I just wish I could feel her with me, but she's gone now. I've never felt more alone than I have for the past two years. It's just frustrating because dad never talks about her now, and it's like she was never even with us because he always changes the subject when I bring her up. Just then Carmilla bursts through the door, interrupting my thoughts. She glances at me for one second and then just heads to her bed and plops down with a book to her face. Great. At least we can ignore each other, that I can do. I can feel the tension between us, but instead of talking, I walk over to my desk and get onto my computer.

"Watcha doing Creampuff? I mean if you wanted to search something inappropriate, all you gotta do is look up my name." I just ignored her and started to log into my Twitter account.
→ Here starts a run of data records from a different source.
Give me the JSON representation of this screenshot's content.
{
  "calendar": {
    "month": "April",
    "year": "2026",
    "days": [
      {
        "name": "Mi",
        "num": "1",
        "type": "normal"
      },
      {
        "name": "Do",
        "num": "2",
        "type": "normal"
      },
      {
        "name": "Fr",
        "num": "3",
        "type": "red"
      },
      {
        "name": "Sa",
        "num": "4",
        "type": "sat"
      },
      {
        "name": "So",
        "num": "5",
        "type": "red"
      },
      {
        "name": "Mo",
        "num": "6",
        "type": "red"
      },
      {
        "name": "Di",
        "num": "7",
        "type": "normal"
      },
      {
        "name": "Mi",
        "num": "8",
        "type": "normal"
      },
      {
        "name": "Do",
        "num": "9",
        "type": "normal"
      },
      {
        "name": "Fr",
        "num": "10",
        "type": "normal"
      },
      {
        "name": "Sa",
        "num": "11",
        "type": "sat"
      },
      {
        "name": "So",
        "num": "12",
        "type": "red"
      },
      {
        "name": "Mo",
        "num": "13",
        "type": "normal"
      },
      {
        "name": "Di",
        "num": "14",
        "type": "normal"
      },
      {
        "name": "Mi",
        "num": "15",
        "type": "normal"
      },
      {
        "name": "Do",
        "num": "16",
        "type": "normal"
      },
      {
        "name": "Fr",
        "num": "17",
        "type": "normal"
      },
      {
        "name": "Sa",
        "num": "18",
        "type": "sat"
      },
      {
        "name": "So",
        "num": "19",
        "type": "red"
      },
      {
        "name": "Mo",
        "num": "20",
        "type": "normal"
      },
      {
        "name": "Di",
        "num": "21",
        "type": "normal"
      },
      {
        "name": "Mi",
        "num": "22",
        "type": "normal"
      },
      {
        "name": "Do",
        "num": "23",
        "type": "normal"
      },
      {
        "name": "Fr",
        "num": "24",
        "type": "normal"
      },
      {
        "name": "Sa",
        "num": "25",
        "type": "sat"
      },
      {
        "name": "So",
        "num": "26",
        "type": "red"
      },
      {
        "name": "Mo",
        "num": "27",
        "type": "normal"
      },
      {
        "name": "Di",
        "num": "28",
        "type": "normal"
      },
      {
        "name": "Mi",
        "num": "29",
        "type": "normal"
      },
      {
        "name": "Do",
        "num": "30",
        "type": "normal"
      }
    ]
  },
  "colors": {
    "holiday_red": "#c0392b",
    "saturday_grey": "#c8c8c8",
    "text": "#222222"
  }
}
Nobody was really active so I just gave up and turned it off. I'm really good at ignoring people, so as I stood up I faced my bed the whole time, but I still noticed her glancing at me. Why couldn't she just stay at the blonde's place? I would've been a lot more comfortable if she was anywhere but here. Ugh. Why does she have to be my roommate? It's not like I'll ever grow to like her, she's too moody for my liking. All she does is smirk at people, I bet nobody has even seen her real smile. She's way too mysterious and I don't want to know anything about her. Well, not now anyway. I know that tomorrow my good side will prevail and I'll be my optimistic self once again. Carmilla just caused my bad side to get the best of me today. I could feel her eyes penetrating me, but I still didn't want to acknowledge her existence.

"Okay, Cupcake I can't handle the silence. I saw you being all giddy with the Ginger Twins earlier and I can tell you'd much rather be all excited right now." I glanced at her for a moment and saw that it pained her to bring up conversation. Well, if it pained her to talk to me, why should I respond? She's just trying to get on my good side so that she can turn on me. I'm not buying it. I gave her the angriest look that I could conjure, but she just smirked. "That bunched up little face you make when you're angry is hilarious Buttercup." I just turned away and lied down on my back facing the ceiling again.